Network Management Needs New Ideas
June 21, 2013
As networks have grown, the industry has sought better ways in which to manage them at scale. Traditional network management systems are typically device-centric, particularly for network infrastructure. These systems take a top-down management approach and use a central server to push configuration into devices and to manage device state. With few exceptions, this approach provides no additional abstraction or functionally and fundamentally becomes a GUI representation of CLI configuration.
This top-down management model runs into problems when networks begin to scale. The problem is twofold: The management server (or a cluster of servers) must support additional elements that get added to the network, and also be able to handle the increasing complexity that comes from managing the state of numerous devices and other minute details.
We can conceptualize this approach as a "big brain" system, which is illustrated below. Unfortunately, the big brain doesn't scale well.
As shown in the diagram, the top-level manager must have knowledge of the state of each device and its components as well as the configuration options available for that device. As the overall system scales these systems expand in code complexity and CPU intensity. This model not only creates finite scalability limits but also inherent system fragility.

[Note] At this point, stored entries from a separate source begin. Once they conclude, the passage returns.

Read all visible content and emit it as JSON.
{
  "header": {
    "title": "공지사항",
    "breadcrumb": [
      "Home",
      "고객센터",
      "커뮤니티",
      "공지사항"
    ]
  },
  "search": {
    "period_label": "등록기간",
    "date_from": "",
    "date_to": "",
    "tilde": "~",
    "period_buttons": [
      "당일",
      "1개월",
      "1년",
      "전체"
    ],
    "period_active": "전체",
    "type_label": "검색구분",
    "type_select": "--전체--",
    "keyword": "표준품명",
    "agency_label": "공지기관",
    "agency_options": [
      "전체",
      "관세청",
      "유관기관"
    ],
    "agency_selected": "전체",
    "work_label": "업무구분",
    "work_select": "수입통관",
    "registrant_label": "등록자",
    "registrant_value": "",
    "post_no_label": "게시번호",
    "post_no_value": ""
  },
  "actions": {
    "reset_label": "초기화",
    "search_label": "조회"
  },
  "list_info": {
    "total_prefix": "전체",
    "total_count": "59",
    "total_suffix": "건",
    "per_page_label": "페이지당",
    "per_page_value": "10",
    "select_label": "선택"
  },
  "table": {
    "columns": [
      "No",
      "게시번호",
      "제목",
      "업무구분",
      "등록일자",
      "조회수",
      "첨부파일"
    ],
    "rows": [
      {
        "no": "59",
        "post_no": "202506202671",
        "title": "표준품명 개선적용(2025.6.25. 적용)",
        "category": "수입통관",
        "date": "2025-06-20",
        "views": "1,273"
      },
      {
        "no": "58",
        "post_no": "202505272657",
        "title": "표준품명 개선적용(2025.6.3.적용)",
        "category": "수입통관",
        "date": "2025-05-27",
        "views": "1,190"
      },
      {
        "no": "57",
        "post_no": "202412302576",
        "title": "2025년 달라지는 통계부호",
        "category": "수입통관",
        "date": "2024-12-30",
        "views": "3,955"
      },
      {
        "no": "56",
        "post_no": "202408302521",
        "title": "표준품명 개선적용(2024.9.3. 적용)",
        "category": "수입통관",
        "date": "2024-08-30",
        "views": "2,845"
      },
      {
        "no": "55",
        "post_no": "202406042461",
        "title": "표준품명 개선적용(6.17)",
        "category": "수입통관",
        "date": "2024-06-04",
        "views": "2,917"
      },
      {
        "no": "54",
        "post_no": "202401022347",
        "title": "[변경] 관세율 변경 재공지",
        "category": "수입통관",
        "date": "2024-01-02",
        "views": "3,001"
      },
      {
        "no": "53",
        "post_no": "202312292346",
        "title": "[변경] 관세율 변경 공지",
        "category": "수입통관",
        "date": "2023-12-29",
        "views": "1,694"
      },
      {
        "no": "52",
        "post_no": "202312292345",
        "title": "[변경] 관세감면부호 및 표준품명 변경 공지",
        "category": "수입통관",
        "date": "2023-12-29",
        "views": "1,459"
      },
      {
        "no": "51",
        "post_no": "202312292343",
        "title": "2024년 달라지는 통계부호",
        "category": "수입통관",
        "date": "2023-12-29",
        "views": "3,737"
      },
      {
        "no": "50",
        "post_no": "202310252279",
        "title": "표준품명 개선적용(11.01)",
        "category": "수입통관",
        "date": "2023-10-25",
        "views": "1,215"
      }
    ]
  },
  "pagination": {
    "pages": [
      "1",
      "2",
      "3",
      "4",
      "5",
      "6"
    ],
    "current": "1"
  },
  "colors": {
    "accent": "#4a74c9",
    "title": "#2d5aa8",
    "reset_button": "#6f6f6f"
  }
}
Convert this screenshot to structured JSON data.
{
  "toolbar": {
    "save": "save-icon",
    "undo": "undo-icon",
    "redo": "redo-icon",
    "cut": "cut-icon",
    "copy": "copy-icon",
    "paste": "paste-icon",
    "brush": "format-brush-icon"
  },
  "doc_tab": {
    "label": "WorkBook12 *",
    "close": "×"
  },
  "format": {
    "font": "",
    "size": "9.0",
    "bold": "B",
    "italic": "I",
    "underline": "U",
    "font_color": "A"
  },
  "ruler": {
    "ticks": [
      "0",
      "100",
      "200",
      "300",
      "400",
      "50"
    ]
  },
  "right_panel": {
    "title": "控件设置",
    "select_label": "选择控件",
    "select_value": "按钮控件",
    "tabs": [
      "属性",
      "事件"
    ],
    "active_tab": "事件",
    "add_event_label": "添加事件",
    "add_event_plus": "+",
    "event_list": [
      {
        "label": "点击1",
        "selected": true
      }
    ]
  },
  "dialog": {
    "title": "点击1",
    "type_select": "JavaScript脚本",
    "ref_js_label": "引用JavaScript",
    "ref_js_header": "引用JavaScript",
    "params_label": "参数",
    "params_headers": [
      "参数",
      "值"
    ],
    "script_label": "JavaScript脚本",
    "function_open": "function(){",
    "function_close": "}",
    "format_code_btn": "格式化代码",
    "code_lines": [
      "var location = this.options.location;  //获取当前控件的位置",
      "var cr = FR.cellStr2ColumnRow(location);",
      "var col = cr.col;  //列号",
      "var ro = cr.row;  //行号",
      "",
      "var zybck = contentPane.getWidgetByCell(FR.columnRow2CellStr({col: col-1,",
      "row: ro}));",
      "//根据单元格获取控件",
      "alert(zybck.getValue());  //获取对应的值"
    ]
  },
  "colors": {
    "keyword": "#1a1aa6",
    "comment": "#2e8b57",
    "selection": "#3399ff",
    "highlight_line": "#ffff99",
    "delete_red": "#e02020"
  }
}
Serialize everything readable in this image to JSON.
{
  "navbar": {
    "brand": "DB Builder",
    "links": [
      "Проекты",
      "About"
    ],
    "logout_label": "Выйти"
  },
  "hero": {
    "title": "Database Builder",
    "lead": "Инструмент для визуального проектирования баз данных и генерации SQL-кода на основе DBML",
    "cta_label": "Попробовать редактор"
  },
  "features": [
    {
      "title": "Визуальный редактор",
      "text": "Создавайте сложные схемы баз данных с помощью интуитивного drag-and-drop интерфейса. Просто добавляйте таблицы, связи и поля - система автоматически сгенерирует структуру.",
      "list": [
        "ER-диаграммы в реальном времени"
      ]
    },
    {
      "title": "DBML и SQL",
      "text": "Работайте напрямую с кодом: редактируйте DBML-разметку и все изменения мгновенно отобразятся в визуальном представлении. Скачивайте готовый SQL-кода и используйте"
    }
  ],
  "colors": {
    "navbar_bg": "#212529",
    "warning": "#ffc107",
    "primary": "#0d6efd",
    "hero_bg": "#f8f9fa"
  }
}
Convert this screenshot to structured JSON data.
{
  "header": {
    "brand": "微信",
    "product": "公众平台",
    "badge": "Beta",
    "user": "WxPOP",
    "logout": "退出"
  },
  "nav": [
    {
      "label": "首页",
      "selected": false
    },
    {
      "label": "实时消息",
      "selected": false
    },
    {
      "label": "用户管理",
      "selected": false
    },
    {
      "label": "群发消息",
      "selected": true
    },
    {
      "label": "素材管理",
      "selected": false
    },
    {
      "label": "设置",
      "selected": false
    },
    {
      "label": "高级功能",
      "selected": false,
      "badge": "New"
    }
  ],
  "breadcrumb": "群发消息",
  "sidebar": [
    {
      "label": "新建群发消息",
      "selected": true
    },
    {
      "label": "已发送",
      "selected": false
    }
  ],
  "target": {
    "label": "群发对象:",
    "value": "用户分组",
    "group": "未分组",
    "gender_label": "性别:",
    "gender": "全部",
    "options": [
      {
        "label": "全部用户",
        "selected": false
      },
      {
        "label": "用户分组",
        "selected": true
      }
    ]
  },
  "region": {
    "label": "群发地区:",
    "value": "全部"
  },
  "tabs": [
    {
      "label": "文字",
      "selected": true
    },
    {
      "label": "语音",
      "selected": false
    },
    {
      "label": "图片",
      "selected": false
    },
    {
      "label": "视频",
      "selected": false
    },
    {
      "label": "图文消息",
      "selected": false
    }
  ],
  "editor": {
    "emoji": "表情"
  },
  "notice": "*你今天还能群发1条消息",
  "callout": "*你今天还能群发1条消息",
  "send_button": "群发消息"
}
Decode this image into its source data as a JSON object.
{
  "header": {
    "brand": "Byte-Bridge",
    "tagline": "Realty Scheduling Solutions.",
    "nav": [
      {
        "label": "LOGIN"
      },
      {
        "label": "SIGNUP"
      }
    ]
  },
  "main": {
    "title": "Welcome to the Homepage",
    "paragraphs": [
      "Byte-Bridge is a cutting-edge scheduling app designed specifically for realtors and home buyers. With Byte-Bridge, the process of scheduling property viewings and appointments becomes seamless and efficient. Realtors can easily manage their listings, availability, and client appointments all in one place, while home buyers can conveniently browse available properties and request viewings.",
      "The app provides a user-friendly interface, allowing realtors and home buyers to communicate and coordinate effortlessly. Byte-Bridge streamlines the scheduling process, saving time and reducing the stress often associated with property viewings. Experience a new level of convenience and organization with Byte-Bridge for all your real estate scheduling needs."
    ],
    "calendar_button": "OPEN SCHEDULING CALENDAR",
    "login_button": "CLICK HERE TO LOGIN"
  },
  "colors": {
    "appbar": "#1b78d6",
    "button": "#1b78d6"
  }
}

The fragility comes from the code requirements for precise management of numerous objects, as well as from the structure of the management itself. For example, a centralized management system assumes that the known state of the devices under management are the actual state of those devices. In the real world, however, changes occur and faults happen outside the control of central manager.
Inconsistency between actual state and intended state causes complications with normalizing the system. The linear processing of top-down instructions provides no ability to self-reconverge, or adopt dynamic changes.
For systems to scale past legacy enterprise environments into densely virtualized or cloud infrastructures, a new management paradigm is needed. We can take concepts from the design of distributed systems.
The first concept is the promise theory. At a high level, the promise theory provides a framework of autonomous agents that assist one another through voluntary cooperation. Rather than have a system of slave objects that rely on orders from a central management system, each object maintains responsibility for itself, and issues declarative state requirements to objects further down the hierarchy (which are in turn autonomous). The graphic below shows this relationship.
Each object below the control system is fully autonomous and responsible for accepting change requests. Objects are additionally responsible for translating declarative state requirements into actual configuration changes and reporting faults or exceptions upward while maintaining implicit retries. This becomes a constant enforcement loop: observe > interpret > apply. In this model, the intelligence (the brain) is distributed throughout the system.
The promise theory model eliminates the serial nature of issuing and executing commands inherent in top-down models. This allows objects in the model to receive declarative state requirements from several other objects or control systems simultaneously and take responsibility for applying them. Declarative state requirements can also come from peers within the system, which can be thought of as requirements spreading like ripples through the system. This provides for better performance, faster convergence, implicit reconvergence, self-healing and distributed management. The diagram below shows this relationship.
Relationships in Promise Theory Model
Source: Joe Onisick
The second concept that can be taken from distributed systems is the distribution of management. Rather than relying on scale-up, single controller models, or on scale-out models where state replication induces complexity and uncertainty, management can instead be distributed across multiple elements.
This distributed model of management provides far greater scale and resiliency than centralized management. As elements are added to the system, managers can be added as required. This model provides a linear scale between managed objects and management objects. This relationship is shown in the following diagram.
Applying concepts from distributed systems and promise theory may provide a resilient, scalable system for highly virtualized or cloud environments far beyond what is capable with traditional top-down management systems.